La pacification des zones tribales est-elle encore possible? Oui, répond l’officier. A condition que les Américains cessent de bombarder les villages dès qu’ils croient avoir un renseignement: «Depuis le mois d’août 2008, les Américains ont mené plus de vingt bombardements aériens sur les zones tribales et au moins une opération terrestre. Dans la majorité des cas, ils n’ont pas atteint leur cible mais des civils…»
Selon le général Mehmud Shah, le président Zardari n’a pas d’autre choix que de collaborer avec les Américains. La question est aujourd’hui de savoir si sa faiblesse politique n’est pas en train de contraindre le nouveau président, comme son prédécesseur, Pervez Musharraf, à passer quelques accords avec les fondamentalistes, qui le haïssent. Déjà, Zardari a autorisé la reconstruction de la Mosquée rouge, rasée en juillet 2007 parce qu’elle était devenue, au coeur de la capitale, un bastion des combattants du djihad, un centre d’études coraniques dont les étudiants n’hésitaient pas à kidnapper des citoyens au nom de la guerre sainte.

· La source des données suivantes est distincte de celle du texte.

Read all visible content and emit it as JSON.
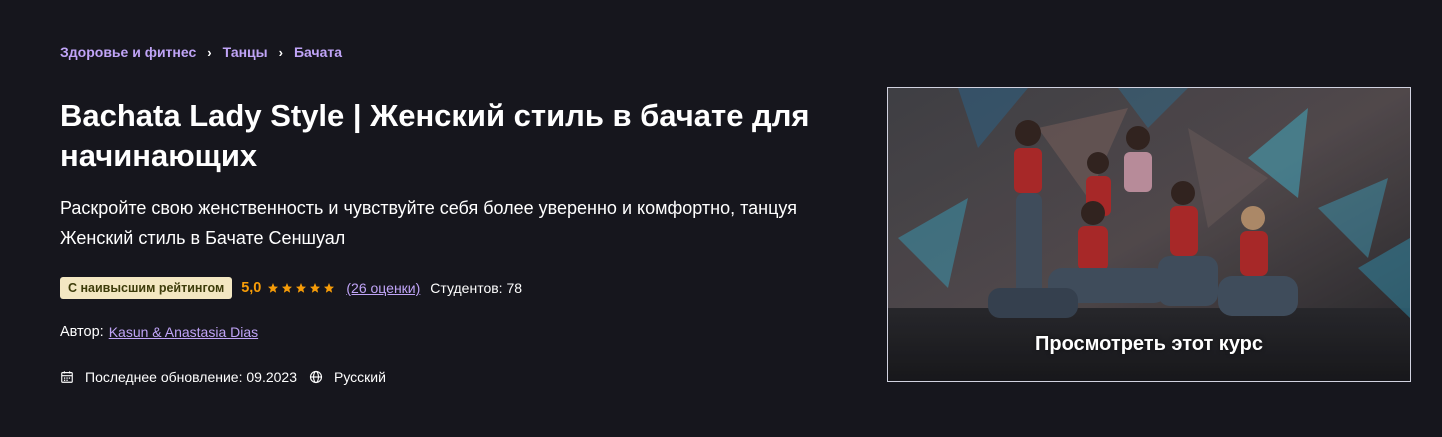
{
  "breadcrumb": {
    "items": [
      "Здоровье и фитнес",
      "Танцы",
      "Бачата"
    ],
    "separator": "›"
  },
  "course": {
    "title": "Bachata Lady Style | Женский стиль в бачате для начинающих",
    "subtitle": "Раскройте свою женственность и чувствуйте себя более уверенно и комфортно, танцуя Женский стиль в Бачате Сеншуал",
    "badge": "С наивысшим рейтингом",
    "rating": "5,0",
    "stars": 5,
    "rating_count": "(26 оценки)",
    "students": "Студентов: 78",
    "author_label": "Автор:",
    "author_name": "Kasun & Anastasia Dias",
    "last_updated": "Последнее обновление: 09.2023",
    "language": "Русский"
  },
  "preview": {
    "label": "Просмотреть этот курс"
  },
  "icons": {
    "calendar": "calendar-icon",
    "globe": "globe-icon",
    "star": "star-icon",
    "chevron": "chevron-right-icon"
  },
  "colors": {
    "background": "#16161d",
    "link": "#c0a4f7",
    "rating": "#f69c08",
    "badge_bg": "#f3e7c2",
    "badge_text": "#3d3c0a"
  }
}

Aujourd’hui, le dôme de la mosquée est blanc, mais le mémorial aux martyrs de la Mosquée rouge, qu’il abrite, et le discours des fidèles, qui sont tous restés en contact avec l’ancien maulana de la mosquée (un ami de Ben Laden), montrent clairement qu’on protège toujours, ici, les talibans et Al-Qaida contre un gouvernement dont on annonce la disparition prochaine.